The weeklong survey posted on the school system's Web site was designed to garner public input about the cuts school board members should consider to make ends meet at the close of an austere budget season.

The proposals are emotionally charged issues that have been raised by school officials whenever there's a budget crunch: increasing walking distances, adjusting thermostats to control utility costs and raising ticket prices for sporting events.

Bob Mosier, a county schools spokesman, said most results "weren't surprising." Many responses supported cost-cutting measures like reducing conference travel, reimbursements for teacher supplies, stipends for school office supplies and raising fees to games and outdoor education centers.

About 56 percent of responses backed the move to increase walking distances to schools and reduce the number of school bus stops.

"The tax increase question is really what was interesting. It was reassuring to us," Mosier said. "The superintendent has been clear that the discussion about funding on the school system should be based on student need, not necessarily on politics. And I think these responses bear out that the community wants a high quality school system."

With barely 2,000 responses, the survey does not reflect a substantial cross-section of the more than 40,000 families who send their children to public schools, nor the district's roughly 25,000 employees, retirees and their dependents. Mosier said he could not say how many of the responses came from school district employees, but that 60 of the responses apparently came from students.

Bob Leib, a former chief of staff for county schools who serves in County Executive John R. Leopold's cabinet as an education consultant, said the results should be viewed in context.

"I've heard it described in circles as the Washington Monument defense," he said. "You put things out there that are visible to drum up support."

The school system had sought a 17 percent - or $133 million - increase from the previous year's funding but received an 8 percent boost instead. County officials have criticized the district for bloated administrative costs and said the district had not worked hard enough to pare down costs in the face of a tight budget season.

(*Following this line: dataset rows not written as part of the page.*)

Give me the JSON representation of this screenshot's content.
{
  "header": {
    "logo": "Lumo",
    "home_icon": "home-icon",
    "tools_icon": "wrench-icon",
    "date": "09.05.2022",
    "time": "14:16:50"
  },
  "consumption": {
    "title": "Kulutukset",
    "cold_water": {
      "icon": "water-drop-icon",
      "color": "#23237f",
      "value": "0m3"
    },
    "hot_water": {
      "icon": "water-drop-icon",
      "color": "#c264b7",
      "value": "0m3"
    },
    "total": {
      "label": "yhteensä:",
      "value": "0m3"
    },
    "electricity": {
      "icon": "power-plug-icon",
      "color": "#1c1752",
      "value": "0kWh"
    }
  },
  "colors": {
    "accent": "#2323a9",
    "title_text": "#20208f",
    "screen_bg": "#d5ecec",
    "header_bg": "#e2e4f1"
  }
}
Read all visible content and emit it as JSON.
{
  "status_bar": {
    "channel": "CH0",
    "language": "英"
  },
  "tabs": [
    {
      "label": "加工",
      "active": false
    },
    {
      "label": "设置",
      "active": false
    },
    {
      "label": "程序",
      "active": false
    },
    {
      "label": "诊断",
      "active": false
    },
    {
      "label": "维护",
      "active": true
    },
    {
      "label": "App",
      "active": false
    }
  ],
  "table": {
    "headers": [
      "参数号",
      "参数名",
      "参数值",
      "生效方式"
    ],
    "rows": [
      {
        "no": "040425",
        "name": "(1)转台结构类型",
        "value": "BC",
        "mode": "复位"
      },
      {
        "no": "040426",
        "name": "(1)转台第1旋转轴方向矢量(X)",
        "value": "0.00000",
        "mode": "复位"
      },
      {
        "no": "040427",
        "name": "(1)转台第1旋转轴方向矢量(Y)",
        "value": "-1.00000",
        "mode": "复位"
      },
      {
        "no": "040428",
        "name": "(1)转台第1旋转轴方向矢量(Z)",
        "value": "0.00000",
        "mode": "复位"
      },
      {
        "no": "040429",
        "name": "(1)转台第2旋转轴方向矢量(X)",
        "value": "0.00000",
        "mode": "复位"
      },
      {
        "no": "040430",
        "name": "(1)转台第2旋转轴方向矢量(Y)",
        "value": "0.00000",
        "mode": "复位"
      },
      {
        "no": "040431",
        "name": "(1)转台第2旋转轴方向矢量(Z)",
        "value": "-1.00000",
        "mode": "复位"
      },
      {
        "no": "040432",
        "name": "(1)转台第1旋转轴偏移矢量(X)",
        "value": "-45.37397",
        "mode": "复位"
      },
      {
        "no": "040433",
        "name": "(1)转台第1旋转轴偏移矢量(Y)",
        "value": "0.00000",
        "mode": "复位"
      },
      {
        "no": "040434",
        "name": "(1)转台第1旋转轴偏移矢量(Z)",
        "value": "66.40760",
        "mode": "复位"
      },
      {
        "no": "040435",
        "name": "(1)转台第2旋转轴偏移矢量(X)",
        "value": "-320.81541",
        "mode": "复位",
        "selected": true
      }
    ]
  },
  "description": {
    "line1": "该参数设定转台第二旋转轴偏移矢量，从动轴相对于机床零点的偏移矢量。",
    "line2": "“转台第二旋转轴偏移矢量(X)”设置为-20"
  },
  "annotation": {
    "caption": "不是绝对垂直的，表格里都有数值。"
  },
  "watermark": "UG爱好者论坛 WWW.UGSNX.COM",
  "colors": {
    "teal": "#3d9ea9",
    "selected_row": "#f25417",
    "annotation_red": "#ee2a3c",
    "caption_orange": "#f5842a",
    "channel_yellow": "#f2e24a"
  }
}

Both sides have waged a public relations campaign, including dueling columns in local newspapers to garner support for what school officials decry is a historic underfunding of schools.

At various times, school system officials have said the lack of funding will translate into cramped school buildings with persistent maintenance problems and troubled schools that barely meet federal and state reading and math standards by a slim margin.

Informal school survey

Anne Arundel County residents are willing to make concessions in public education to help save money - but only to a certain extent, according to the results of the school system's informal online survey. Here are responses from selected questions about cost-saving measures:

79 percent "strongly agree" or "agree" with raising the gate fees at sporting events from $4 to $5.

Nearly 62 percent "strongly agree" or "agree" with imposing a student activity fee of $35 to high schoolers and $25 to younger students.

72 percent "strongly agree" or "agree" with turning building thermostats up in the summer and down in the winter.

88 percent "strongly disagree" or "disagree" with leaving teacher positions vacant and increasing class sizes.

55 percent "strongly agree" or "agree" that they would support a property tax increase dedicated to school funding.

50 percent "strongly agree" or "agree" that they would support an income tax increase dedicated to school funding.